Marianne plus attentive que je ne le suis à la bande son d’un film a tenté de suivre le cosmopolitisme assumé de Gagarine en particulier celui de la petite gitane Diana, qui parle toutes les langues.Ainsi quand ils se rendent Yuri et elle dans le magasin du stock de rebuts elle parle russe avec le gardien, ils chantent tous les deux une comptine qui dit “tu voles et je vends”. Mais surtout juste avant on entend un couplet de cette chanson de Vissotskti qui parle de la douleur de la destalinisation. Comme pour Konchalovki, l’occident a transformé en dissident antisoviétique ce qui était le déchirement de celui en qui la foi restait gravée dans la chair et dans l’oeuvre, un amour comparable à celui pour la bien aimée. Et toujours à propos du film, les auteurs de la bande son sont russes et, toujours selon Marianne leurs références sont très explicites. Gagarine est donc bien le rêve de l’épopée inscrite dans le bâtiment comme dans la chair du prolétariat trahi. Aujourd’hui j’ai proposé à un ami qui vit dans une ville de grands ensembles, y milite, à la rentrée de présenter le film, tout ce qu’il dit… et je n’avais pas encore cette réflexion sur la bande son. (note de danielle Bleitrach)
Annexe : grâce à unde nos érudits et mélomanes lecteurs (Daniel Arias) on a retrouvé également l’origine de la bande son. C’est la première scène du film Stalingrad de Fedor Bondarchuk, 2013. Ce qui confirme nos hypothèses sur le film lui-même…
Angelo Badalamenti Stalingrad ouverture:
https://youtu.be/ZmGnKr0-4H0
Dans cette chanson Vissotski parle d’un tatouage d’une certaine « Marinka » il fait ici référence à sa dernière épouse ; l’actrice Marina Vlady.

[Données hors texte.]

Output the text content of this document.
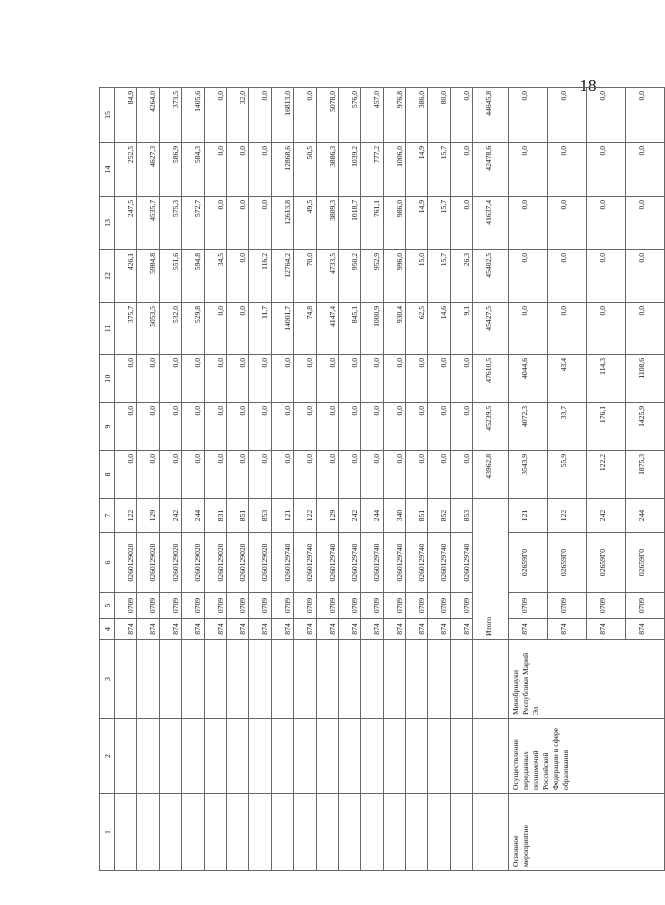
18
1	2	3	4	5	6	7	8	9	10	11	12	13	14	15
			874	0709	0260129020	122	0,0	0,0	0,0	375,7	426,1	247,5	252,5	84,9
			874	0709	0260129020	129	0,0	0,0	0,0	5053,5	5984,8	4535,7	4627,3	4264,0
			874	0709	0260129020	242	0,0	0,0	0,0	532,0	551,6	575,3	586,9	373,5
			874	0709	0260129020	244	0,0	0,0	0,0	529,8	594,8	572,7	584,3	1405,6
			874	0709	0260129020	831	0,0	0,0	0,0	0,0	34,5	0,0	0,0	0,0
			874	0709	0260129020	851	0,0	0,0	0,0	0,0	0,0	0,0	0,0	32,0
			874	0709	0260129020	853	0,0	0,0	0,0	11,7	116,2	0,0	0,0	0,0
			874	0709	0260129740	121	0,0	0,0	0,0	14001,7	12764,2	12613,8	12868,6	16813,0
			874	0709	0260129740	122	0,0	0,0	0,0	74,8	70,0	49,5	50,5	0,0
			874	0709	0260129740	129	0,0	0,0	0,0	4147,4	4733,5	3809,3	3886,3	5078,0
			874	0709	0260129740	242	0,0	0,0	0,0	845,1	950,2	1018,7	1039,2	576,0
			874	0709	0260129740	244	0,0	0,0	0,0	1000,9	952,9	761,1	777,2	457,0
			874	0709	0260129740	340	0,0	0,0	0,0	930,4	996,0	986,0	1006,0	976,8
			874	0709	0260129740	851	0,0	0,0	0,0	62,5	15,0	14,9	14,9	386,0
			874	0709	0260129740	852	0,0	0,0	0,0	14,6	15,7	15,7	15,7	80,0
			874	0709	0260129740	853	0,0	0,0	0,0	9,1	26,3	0,0	0,0	0,0
			Итого				43962,8	45239,5	47610,5	45427,5	45402,5	41637,4	42478,6	44645,8
Основное мероприятие	Осуществление переданных полномочий Российской Федерации в сфере образования	Минобрнауки Республики Марий Эл	874	0709	02659Г0	121	3543,9	4072,3	4044,6	0,0	0,0	0,0	0,0	0,0
			874	0709	02659Г0	122	55,9	33,7	43,4	0,0	0,0	0,0	0,0	0,0
			874	0709	02659Г0	242	122,2	176,1	114,3	0,0	0,0	0,0	0,0	0,0
			874	0709	02659Г0	244	1875,3	1425,9	1108,6	0,0	0,0	0,0	0,0	0,0
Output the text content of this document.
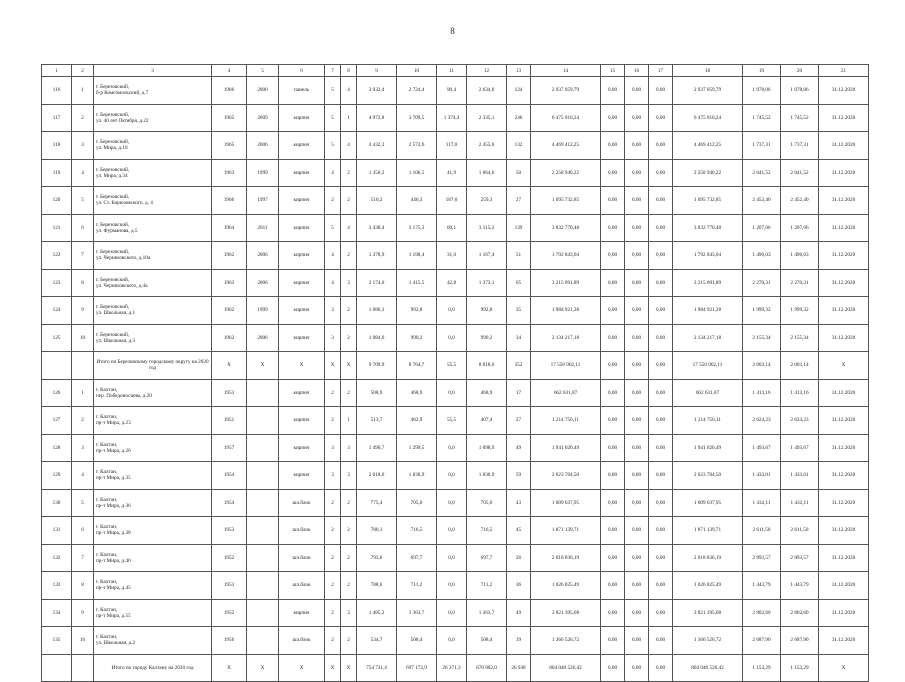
8
1	2	3	4	5	6	7	8	9	10	11	12	13	14	15	16	17	18	19	20	21
116	1	г. Березовский,
б-р Комсомольский, д.7	1966	2000	панель	5	4	3 032,4	2 724,4	90,4	2 634,0	124	2 937 059,79	0,00	0,00	0,00	2 937 059,79	1 078,06	1 078,06	31.12.2020
117	2	г. Березовский,
ул. 40 лет Октября, д.22	1965	2009	кирпич	5	1	4 972,8	3 709,5	1 374,4	2 335,1	246	6 475 016,24	0,00	0,00	0,00	6 475 016,24	1 745,52	1 745,52	31.12.2020
118	3	г. Березовский,
ул. Мира, д.10	1965	2006	кирпич	5	4	3 432,3	2 572,6	117,0	2 455,6	132	4 469 412,25	0,00	0,00	0,00	4 469 412,25	1 737,31	1 737,31	31.12.2020
119	4	г. Березовский,
ул. Мира, д.34	1963	1999	кирпич	4	2	1 350,2	1 106,5	41,9	1 064,6	50	2 258 940,22	0,00	0,00	0,00	2 258 940,22	2 041,52	2 041,52	31.12.2020
120	5	г. Березовский,
ул. Ст. Бирюзовского, д. 4	1966	1997	кирпич	2	2	510,2	446,3	187,0	259,3	27	1 095 732,85	0,00	0,00	0,00	1 095 732,85	2 452,40	2 452,40	31.12.2020
121	6	г. Березовский,
ул. Фурманова, д.5	1964	2011	кирпич	5	4	3 438,4	3 175,3	60,1	3 115,2	139	3 832 770,48	0,00	0,00	0,00	3 832 770,48	1 207,06	1 207,06	31.12.2020
122	7	г. Березовский,
ул. Черняховского, д.10а	1962	2006	кирпич	4	2	1 378,9	1 198,4	31,0	1 167,4	51	1 792 843,04	0,00	0,00	0,00	1 792 843,04	1 496,03	1 496,03	31.12.2020
123	8	г. Березовский,
ул. Черняховского, д.4а	1963	2006	кирпич	4	3	2 174,0	1 415,5	42,8	1 373,1	65	3 215 091,89	0,00	0,00	0,00	3 215 091,89	2 270,31	2 270,31	31.12.2020
124	9	г. Березовский,
ул. Школьная, д.1	1962	1999	кирпич	3	2	1 086,3	992,8	0,0	992,8	35	1 984 921,28	0,00	0,00	0,00	1 984 921,28	1 999,32	1 999,32	31.12.2020
125	10	г. Березовский,
ул. Школьная, д.3	1962	2006	кирпич	3	2	1 084,0	990,2	0,0	990,2	34	2 134 217,18	0,00	0,00	0,00	2 134 217,18	2 155,34	2 155,34	31.12.2020
		Итого по Березовскому городскому округу на 2020 год	X	X	X	X	X	9 709,9	8 764,7	55,5	8 818,6	352	17 550 962,11	0,00	0,00	0,00	17 550 962,11	2 003,14	2 003,14	X
126	1	г. Калтан,
пер. Победоносцева, д.20	1953		кирпич	2	2	508,9	468,9	0,0	468,9	17	662 631,87	0,00	0,00	0,00	662 631,87	1 413,16	1 413,16	31.12.2020
127	2	г. Калтан,
пр-т Мира, д.23	1951		кирпич	2	1	513,7	462,9	55,5	407,4	27	1 214 756,11	0,00	0,00	0,00	1 214 756,11	2 624,23	2 624,23	31.12.2020
128	3	г. Калтан,
пр-т Мира, д.26	1957		кирпич	3	3	1 490,7	1 299,5	0,0	1 098,9	49	1 941 020,49	0,00	0,00	0,00	1 941 020,49	1 493,67	1 493,67	31.12.2020
129	4	г. Калтан,
пр-т Мира, д.35	1954		кирпич	3	3	2 018,0	1 830,9	0,0	1 830,9	59	2 623 704,50	0,00	0,00	0,00	2 623 704,50	1 433,01	1 433,01	31.12.2020
130	5	г. Калтан,
пр-т Мира, д.36	1954		шл.блок	2	2	775,4	705,0	0,0	705,0	43	1 009 637,95	0,00	0,00	0,00	1 009 637,95	1 432,11	1 432,11	31.12.2020
131	6	г. Калтан,
пр-т Мира, д.38	1953		шл.блок	2	2	780,1	716,5	0,0	716,5	45	1 871 139,71	0,00	0,00	0,00	1 871 139,71	2 611,50	2 611,50	31.12.2020
132	7	г. Калтан,
пр-т Мира, д.40	1952		шл.блок	2	2	793,6	697,7	0,0	697,7	26	2 018 836,19	0,00	0,00	0,00	2 018 836,19	2 893,57	2 893,57	31.12.2020
133	8	г. Калтан,
пр-т Мира, д.45	1953		шл.блок	2	2	788,6	711,2	0,0	711,2	36	1 026 825,49	0,00	0,00	0,00	1 026 825,49	1 443,79	1 443,79	31.12.2020
134	9	г. Калтан,
пр-т Мира, д.55	1952		кирпич	2	3	1 485,2	1 363,7	0,0	1 363,7	49	3 821 395,08	0,00	0,00	0,00	3 821 395,08	2 802,60	2 802,60	31.12.2020
135	10	г. Калтан,
ул. Школьная, д.2	1956		шл.блок	2	2	534,7	508,4	0,0	508,4	19	1 366 526,72	0,00	0,00	0,00	1 366 526,72	2 687,90	2 687,90	31.12.2020
		Итого по городу Калтану на 2020 год	X	X	X	X	X	754 731,4	697 172,9	26 371,3	670 802,0	26 938	804 040 526,42	0,00	0,00	0,00	804 040 526,42	1 153,29	1 153,29	X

La bania blanche dont il est question ici, est la forme de bania la plus repandue en Russie.La ou le1 bania, ou banya (en russe : баня), désigne les bains publics ainsi que la tradition des bains qui s’y rattache en Russie. Lorsque la salle de bain n’existait pas, les Russes avaient l’habitude de se laver aux bains publics. Cependant, de nos jours, de nombreuses maisons particulières ont leur propre bania. C’est une tradition qui reste très prisée des Russes.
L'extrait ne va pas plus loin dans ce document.